“ありがとう”の意味「サンキューハザード」は違反?道交法には明記されない行為… ハザードランプの正しい使い方とは
くるまのニュース / 2023年10月27日 14時10分
お礼の気持ちを伝えるためにハザードランプを点灯させる行為を「サンキューハザード」と呼びます。こうした行為は、本来のランプの使い方ではないことから、違反行為に当たる恐れがあると言いますが正しい使い方とはどのようなものなのでしょうか。
■ハザードランプは危険を知らせるために使うもの
後続車に対して、お礼の気持ちを伝えるためにハザードランプを点灯させる行為を「サンキューハザード」と呼びます。
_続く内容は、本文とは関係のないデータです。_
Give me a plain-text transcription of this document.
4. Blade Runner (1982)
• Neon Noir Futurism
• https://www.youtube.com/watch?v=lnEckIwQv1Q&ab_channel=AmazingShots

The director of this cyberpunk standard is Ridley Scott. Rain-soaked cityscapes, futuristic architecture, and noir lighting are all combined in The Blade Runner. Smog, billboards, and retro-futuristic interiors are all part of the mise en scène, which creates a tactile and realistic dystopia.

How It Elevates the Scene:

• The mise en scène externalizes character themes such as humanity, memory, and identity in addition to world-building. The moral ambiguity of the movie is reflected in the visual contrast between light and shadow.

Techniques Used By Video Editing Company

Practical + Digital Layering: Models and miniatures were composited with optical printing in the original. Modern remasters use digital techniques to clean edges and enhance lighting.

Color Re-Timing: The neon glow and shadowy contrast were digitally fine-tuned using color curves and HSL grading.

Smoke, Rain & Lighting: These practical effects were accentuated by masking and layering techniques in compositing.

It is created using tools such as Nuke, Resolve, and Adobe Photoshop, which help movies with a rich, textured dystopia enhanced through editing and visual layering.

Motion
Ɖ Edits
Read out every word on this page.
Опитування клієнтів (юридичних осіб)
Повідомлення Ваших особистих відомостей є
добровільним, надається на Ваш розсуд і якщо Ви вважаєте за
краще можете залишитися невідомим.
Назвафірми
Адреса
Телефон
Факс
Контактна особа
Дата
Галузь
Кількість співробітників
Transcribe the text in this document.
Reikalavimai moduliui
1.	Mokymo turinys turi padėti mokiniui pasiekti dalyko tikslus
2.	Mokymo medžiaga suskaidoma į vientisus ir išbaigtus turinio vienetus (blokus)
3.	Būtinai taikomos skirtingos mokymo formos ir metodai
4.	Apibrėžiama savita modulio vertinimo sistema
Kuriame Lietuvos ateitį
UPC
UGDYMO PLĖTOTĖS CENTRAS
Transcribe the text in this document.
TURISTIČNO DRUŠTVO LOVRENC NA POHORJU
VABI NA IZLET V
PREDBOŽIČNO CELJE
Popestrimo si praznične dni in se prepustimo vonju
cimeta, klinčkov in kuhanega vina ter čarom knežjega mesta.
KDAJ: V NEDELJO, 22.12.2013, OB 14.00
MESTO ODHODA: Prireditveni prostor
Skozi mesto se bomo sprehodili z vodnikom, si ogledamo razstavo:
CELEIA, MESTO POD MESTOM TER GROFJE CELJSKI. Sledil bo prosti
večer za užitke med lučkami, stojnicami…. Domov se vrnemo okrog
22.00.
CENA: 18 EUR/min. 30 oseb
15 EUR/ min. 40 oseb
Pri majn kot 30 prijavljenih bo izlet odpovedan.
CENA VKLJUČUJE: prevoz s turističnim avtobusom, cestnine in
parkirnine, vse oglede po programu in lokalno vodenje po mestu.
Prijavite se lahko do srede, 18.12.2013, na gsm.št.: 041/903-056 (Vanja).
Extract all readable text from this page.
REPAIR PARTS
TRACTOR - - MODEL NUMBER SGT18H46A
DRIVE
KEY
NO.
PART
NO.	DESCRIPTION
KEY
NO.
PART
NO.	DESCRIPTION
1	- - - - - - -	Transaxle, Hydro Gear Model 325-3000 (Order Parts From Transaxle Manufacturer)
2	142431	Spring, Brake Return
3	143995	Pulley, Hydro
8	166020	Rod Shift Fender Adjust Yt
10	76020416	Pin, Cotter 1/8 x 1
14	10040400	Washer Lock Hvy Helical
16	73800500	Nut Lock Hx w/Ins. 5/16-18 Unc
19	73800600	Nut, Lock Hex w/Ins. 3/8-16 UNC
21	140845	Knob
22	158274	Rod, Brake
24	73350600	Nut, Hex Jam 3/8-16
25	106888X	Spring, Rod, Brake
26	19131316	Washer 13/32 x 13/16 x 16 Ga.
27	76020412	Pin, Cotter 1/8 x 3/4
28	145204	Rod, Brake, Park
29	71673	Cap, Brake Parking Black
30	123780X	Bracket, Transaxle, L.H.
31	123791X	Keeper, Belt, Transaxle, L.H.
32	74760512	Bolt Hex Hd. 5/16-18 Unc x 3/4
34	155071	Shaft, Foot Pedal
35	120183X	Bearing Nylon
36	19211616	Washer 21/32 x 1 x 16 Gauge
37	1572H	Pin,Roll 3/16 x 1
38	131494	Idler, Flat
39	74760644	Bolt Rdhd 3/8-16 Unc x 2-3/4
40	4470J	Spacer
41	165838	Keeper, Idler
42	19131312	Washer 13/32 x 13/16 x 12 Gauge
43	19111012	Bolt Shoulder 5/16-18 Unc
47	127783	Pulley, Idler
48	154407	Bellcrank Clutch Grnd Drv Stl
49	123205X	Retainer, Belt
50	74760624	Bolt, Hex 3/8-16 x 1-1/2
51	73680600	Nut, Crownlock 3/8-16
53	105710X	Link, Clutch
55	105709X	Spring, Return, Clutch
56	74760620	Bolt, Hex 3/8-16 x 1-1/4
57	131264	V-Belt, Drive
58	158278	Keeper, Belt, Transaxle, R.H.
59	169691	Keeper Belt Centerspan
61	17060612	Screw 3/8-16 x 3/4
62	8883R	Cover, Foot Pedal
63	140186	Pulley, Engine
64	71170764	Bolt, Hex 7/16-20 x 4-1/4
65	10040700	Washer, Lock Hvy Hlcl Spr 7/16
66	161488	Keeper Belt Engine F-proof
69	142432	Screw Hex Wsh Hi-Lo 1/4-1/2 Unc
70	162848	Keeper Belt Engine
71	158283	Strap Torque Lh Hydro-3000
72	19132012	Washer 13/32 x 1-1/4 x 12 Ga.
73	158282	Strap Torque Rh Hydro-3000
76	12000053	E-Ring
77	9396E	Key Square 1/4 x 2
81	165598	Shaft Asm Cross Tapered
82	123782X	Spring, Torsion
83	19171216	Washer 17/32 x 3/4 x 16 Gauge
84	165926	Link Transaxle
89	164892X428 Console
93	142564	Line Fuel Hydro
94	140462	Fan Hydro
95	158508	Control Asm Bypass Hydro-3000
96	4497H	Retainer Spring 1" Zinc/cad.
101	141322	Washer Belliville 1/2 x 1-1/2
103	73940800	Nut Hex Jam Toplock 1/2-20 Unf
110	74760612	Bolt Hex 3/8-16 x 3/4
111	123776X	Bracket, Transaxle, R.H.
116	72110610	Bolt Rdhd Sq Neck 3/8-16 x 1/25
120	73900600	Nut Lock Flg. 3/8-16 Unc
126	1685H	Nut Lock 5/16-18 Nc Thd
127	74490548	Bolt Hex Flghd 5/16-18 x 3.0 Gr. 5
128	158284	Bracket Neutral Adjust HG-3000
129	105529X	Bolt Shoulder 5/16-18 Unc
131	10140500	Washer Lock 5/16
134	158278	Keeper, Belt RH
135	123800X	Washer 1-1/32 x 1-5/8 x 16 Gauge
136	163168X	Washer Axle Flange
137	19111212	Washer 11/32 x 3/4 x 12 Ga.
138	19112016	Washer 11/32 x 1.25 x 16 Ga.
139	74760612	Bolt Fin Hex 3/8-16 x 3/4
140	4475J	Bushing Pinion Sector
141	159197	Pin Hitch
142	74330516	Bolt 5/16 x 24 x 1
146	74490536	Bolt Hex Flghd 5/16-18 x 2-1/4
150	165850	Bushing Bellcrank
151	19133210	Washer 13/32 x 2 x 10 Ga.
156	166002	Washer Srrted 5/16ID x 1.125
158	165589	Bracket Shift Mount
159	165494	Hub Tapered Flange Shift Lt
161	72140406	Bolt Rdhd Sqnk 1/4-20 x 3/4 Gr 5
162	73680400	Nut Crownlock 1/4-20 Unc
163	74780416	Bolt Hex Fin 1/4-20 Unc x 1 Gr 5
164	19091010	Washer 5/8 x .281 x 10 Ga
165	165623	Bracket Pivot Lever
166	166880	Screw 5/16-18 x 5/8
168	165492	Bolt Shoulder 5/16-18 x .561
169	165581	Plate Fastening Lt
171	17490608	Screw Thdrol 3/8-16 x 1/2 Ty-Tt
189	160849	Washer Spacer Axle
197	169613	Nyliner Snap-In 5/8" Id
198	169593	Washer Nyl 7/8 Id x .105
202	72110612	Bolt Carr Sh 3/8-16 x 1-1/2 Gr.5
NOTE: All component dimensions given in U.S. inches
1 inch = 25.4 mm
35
こうした行為は本来の使い方ではないですが、世の中では広く知れ渡っています。では、本来の使い方と違うこの行為は問題無いのでしょうか。
運転中の車線変更や合流の際に、進路を譲ってくれたクルマに対して、「ありがとう」と伝えようとハザードランプを2、3回点灯させることがあります。
こうした行為は「サンキューハザード」と呼ばれていますが、自動車教習所で習うこともなく、いつしかドライバーが自発的に始めた運転マナーのような習慣で、元々サンキューハザードという行為は、トラックドライバーのコミュニケーション手段が一般化したものだと言われています。
同じような世の中に広まっている行為として、駐車場で空き枠に停める際に使用する「駐車合図ハザード」というものがあり、これは後続車に対しての追突防止の意味合いも。
また渋滞の最後尾になった際にハザードランプを点灯させ、後続車に危険を知らせる「渋滞最後尾ハザード」もあり、これに関しては警察なども推奨しています。
これらの行為は運転者同士のコミュニケーションでもあり、紳士的な意図もあるため、決して悪質な行為ではないことが明確です。
しかしサンキューハザードは、後続車に対しての危険を知らせるものではありません。
ハザードランプの正式名称は非常点滅表示灯と呼ばれることからあくまでも「ハザード(危険)」を知らせるためのものだということがわかります。
そのためクルマに故障が発生した際や、やむを得ず路上駐車するときなど、非常停止する場合に周囲のクルマに対して危険を知らせるために点灯させます。また、クルマがけん引される際などにも使用します。
また国家公安委員会の告示「交通の方法に関する教則」では、トンネルの中や濃い霧の中など50m先が見通せない場所に駐停車する場合や、クルマの故障などにより道路にやむを得ず駐停車する場合、ハザードランプやパーキングランプなどを点滅させるように示されています。
※ ※ ※
また、安全を確保するためのものであるために、万一ドライバーが操作できなくても点灯できるように、多くのクルマでは運転席と助手席の間にハザードスイッチが設置されているケースがあります。
この例から考えると「お礼」を意図したサンキューハザードという使い方は、適切ではないようにも思えます。
■サンキューハザードはイケない行為なのか? 違反になるの?
道路交通法施行令には、ハザードランプについての以下の記載があります。
●第18条第2項
「自動車(自動二輪車及び小型特殊自動車を除く)は、法第52条第1項前段の規定により、夜間、道路(歩道又は路側帯と車道の区別のある道路においては、車道)の幅員が5.5メートル以上の道路に停車し、又は駐車しているときは、車両の保安基準に関する規定により設けられる『非常点滅表示灯』、駐車灯又は尾灯をつけなければならない」
●第26条の3第3項
「通学学園バスは、小学校等の児童、生徒又は幼児の乗降のため停車しているときは、車両の保安基準に関する規定に定める『非常点滅灯』をつけなければならない」
いざという時に助手席の人でも押せるように中央に配置されることが多い
いずれも、ハザードランプを使用するべきタイミングについての記載はありますが、使用してはならない時の具体例はありません。
この事象について、警視庁交通相談コーナーの担当者は、「ドライバーの間で使用されている『サンキューハザード』は、元来の使用方法とは異なることから、状況によっては違反行為に該当してしまう恐れもあります」と話しています。
※ ※ ※
道を譲ってくれたクルマに対してお礼の挨拶として点灯させる、サンキューハザード。
悪気などなくつい習慣でやってしまう行為ですが、ハザードランプの本来の使い方ではないことも認識することで、より安全な運転につながります。